İstanbul’u anlatanlar her zaman aynı strereotipi kullanıyorlar. Yani tüccar Yahudi, fakir Yahudi ve en sevdikleri noktalardan biri, Yahudi dilenci olmaması… Bunu da çok değişik bir şekilde izah ediyorlar. Her çarşamba cemaatin başında gelen insanlar kendi içlerinde durumu sadaka ile toparlıyorlar ve dolayısı ile hiç Yahudi dilenci olmuyor. Bu doğru olabilir, kısmen doğru olabilir, çok doğru olabilir, az doğru olabilir… Ancak bu 18. yüzyıldan beri süregelen “Yahudiler kendi işlerini kendileri arasında yaparlar, sorunlarını kendileri arasında çözerler” komplo klişesinin modernleşmiş bir şeklidir. İlginç bir şekilde bunu iyi şekilde gösteriyorlar, ve bunu hemen hemen her şey için yapıyorlar. Hep kısır döngü içindeki bir cemaat görüntüsü vererek bunun üzerine gidiyorlar…

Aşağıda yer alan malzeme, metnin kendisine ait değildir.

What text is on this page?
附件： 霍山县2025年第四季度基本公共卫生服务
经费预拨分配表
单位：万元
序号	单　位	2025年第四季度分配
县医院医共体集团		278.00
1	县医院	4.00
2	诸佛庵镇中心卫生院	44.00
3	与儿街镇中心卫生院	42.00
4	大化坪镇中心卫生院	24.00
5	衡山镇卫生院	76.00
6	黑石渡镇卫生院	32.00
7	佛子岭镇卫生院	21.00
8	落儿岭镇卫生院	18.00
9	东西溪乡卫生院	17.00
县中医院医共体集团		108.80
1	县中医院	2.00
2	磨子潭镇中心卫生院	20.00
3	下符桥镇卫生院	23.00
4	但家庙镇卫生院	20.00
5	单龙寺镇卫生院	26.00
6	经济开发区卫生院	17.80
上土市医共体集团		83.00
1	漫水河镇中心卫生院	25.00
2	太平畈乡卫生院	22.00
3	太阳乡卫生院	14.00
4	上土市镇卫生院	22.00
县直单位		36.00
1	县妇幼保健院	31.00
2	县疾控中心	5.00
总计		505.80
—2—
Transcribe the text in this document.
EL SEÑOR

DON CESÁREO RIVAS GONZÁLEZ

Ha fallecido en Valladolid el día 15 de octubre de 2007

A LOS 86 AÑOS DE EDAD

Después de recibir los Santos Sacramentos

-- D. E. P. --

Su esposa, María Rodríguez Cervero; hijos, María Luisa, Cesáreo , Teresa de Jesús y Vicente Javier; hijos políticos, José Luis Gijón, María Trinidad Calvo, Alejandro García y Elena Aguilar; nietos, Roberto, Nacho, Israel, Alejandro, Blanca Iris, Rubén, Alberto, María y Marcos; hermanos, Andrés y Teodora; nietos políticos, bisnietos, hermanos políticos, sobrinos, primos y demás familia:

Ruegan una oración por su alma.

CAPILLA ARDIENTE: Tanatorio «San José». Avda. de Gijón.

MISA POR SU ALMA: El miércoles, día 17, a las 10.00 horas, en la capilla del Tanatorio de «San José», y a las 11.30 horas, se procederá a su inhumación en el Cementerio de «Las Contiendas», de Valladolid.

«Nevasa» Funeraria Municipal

Gerçek manada Yahudi cemaatinin tarihini yapmak için elde yeterli malzeme yok. Cemaatin kendisi zaten buna pek sahip değil, dolayısı ile bunu cemaatin içinden yapmak zor. Dışından yaptığınız zaman strereotipler veya klişelerle karşılaşıyorsunuz. Cemaatin dışından ancak objektif verilerden hareket ettiğiniz zaman nispeten bir yere varabiliyorsunuz. Burada yanlış bir şey yapıldığını, bir Yahudi etnografyası yapmanın İstanbul tarihi ile pek bir alakası olmadığını teslim etmek gerekir. Buna yaklaşmanın yolu daha çok sosyo- ekonomik bir çalışma yapmak ve bunun içinde farklılaşmalar varsa ona bakmaktır. Ben bir Yahudi tarihi yapacağım veya bir Ermeni tarihi yapacağım diyerek yola çıkarsanız kendinizi fazlaca sınırlamış oluyorsunuz. İşin komiği bir Müslüman tarihi için daha da sıkıntılı olunduğudur. Özellikle bir burjuva tanımı koyduğunuz zaman, Müslüman burjuvazisinin ortaya çıktığı, ancak bunun her zaman anladığımız anlamda bir ticaret veya sanayi burjuvazisi olmadığını, saray mensubundan ordu mensubuna Osmanlıların aslında kültürel anlamda bir potada eriyerek burjuvalaştığını söylemek mümkün.
Son sözüm, 1914’de kadar, ya da 1908 sonrasındaki o heyecana kadar belki de İstanbul bir kozmopolitizme doğru gidiyordu ve belki de o cemaatler arasındaki sınırlarda bir yıkılma, bir yok olma süreci başlayabilirdi... 1914’den sonra Türk milliyetçiliğin ortaya çıkması, savaşın bitmesi ve Osmanlı’nın ulusal unsurlar üzerinden tekrar icat edilmesi ile Türkiye Cumhuriyeti’nin kurulması sonucu bu hayal ister istemez çöktü. Şu anda öyle bir dönemdeyiz ki belki bizler bu kozmpolitizmi tekrar yaratmaya çalışıyoruz. Eğer biz bunu yapacaksak, aman dikkat, ilk başta söylediğim “azınlık azınlıktır, çoğunluk çoğunluktur” şeklinde bir mitolojiyi tekrarlamamak gerekir. Kimlik üzerinden, din üzerinden bu kompartımanları devam ettirmek hatasına düşmemek gerekir.